January 17, 2025 17:11 GMT
BOE: Bailey Speech On Bretton Woods Contains Nothing On Near-term BOE MonPol
BOE
Bailey’s speech, on “A Central Banker’s view of global challenges and expectations for the Bretton Woods Institutions’ response”, unsurprisingly contains nothing on near-term BOE policy.
To contextualise the two headlines run by Bloomberg:
- “I think the lesson of Bretton Woods as it played out is that the influence of collective action is non-linear. In other words, when the situation gets really bad, take the financial crisis, the call for international collective action and the willingness to submit to it, grows almost exponentially. It takes a good crisis as they say. But this is not a basis on which to run good policy. And this is the risk we face today – the vulnerabilities are growing, and the necessary solutions are global, but they are not sufficiently great to tip into crisis multilateralism. And we don’t want that to happen”.

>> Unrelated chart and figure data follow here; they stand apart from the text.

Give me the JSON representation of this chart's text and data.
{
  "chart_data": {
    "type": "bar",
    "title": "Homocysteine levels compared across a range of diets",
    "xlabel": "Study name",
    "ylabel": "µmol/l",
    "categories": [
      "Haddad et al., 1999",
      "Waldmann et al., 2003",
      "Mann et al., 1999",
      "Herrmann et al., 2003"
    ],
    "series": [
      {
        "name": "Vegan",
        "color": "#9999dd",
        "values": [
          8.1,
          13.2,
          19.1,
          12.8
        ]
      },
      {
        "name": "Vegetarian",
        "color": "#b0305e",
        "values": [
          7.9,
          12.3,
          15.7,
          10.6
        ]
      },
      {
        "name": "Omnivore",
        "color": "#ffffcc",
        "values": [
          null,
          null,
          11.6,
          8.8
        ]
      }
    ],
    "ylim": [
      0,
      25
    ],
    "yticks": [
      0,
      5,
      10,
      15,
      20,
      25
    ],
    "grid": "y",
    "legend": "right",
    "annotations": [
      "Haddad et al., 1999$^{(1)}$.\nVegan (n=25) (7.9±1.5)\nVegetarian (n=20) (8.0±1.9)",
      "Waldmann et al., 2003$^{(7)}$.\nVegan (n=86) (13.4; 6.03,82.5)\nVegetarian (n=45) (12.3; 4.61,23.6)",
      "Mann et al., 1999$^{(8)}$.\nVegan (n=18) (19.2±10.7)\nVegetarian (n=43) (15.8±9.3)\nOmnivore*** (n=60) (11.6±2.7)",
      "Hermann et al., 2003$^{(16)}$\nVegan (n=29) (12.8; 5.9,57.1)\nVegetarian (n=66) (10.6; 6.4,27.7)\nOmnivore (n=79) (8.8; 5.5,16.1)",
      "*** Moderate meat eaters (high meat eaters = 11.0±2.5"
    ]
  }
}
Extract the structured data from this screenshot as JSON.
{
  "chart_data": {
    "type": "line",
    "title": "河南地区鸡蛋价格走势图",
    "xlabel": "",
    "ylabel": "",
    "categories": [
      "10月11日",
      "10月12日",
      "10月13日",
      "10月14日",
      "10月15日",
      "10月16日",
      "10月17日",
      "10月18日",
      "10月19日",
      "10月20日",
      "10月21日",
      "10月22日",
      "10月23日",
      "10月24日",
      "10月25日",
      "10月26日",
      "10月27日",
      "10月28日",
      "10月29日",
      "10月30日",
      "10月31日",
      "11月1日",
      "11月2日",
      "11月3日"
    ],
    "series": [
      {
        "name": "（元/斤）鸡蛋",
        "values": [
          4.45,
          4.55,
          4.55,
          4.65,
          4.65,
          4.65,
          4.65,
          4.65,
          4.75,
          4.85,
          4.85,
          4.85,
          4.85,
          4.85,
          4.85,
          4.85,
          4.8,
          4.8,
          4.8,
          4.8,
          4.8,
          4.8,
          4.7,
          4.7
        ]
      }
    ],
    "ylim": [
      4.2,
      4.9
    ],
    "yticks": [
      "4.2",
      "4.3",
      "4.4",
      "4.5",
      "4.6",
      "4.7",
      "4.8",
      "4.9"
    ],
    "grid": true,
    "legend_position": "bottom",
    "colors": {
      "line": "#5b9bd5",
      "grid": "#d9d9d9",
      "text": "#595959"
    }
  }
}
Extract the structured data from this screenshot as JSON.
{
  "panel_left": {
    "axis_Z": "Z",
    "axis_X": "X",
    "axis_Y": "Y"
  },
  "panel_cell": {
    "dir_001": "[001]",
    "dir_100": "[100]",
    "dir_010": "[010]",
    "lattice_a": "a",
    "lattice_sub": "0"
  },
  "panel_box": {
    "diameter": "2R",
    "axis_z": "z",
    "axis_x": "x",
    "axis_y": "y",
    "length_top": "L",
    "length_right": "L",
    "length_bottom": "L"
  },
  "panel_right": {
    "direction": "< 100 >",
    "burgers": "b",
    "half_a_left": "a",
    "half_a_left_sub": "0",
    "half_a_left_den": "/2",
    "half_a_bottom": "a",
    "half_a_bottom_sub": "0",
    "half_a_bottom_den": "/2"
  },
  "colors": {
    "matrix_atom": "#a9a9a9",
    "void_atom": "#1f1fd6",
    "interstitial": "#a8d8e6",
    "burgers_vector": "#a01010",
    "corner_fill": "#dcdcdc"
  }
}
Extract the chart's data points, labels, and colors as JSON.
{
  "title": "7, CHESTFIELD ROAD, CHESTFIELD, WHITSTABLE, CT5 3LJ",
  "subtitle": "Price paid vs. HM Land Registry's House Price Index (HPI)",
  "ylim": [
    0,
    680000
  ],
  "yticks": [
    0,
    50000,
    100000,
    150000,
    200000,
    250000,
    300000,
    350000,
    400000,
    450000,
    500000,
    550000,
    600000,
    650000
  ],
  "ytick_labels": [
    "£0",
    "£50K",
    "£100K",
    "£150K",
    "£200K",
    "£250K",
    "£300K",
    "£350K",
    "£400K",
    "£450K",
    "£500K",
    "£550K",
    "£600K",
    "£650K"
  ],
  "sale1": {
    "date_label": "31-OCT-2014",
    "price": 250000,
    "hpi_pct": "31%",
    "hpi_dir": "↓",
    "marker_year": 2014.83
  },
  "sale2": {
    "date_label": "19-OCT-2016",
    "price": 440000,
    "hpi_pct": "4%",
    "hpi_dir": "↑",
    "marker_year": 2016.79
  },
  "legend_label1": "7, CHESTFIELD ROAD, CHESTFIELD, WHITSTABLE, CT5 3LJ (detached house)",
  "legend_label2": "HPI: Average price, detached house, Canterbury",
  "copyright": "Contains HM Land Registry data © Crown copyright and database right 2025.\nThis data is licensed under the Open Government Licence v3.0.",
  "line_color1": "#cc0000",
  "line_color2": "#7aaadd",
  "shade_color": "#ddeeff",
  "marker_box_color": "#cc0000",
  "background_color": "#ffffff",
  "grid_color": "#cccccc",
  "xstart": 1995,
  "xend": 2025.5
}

- “Financial surveillance needs to be a particularly high priority for us all, including the IMF. There remain, and will do so, financial vulnerabilities to be fixed. We are seeing major changes in the form of financial intermediation as the role of non-banks grows. But – and just as Hyman Minsky predicted – there is a growing resistance to regulation and rule-making as memories of the Global Financial Crisis recede. We have to continue to win our arguments, and it is becoming more challenging. Bilateral and multilateral surveillance are an important tool here. We will have to lay out the risks and vulnerabilities with more prominence and thereby directly challenge the naysayers”.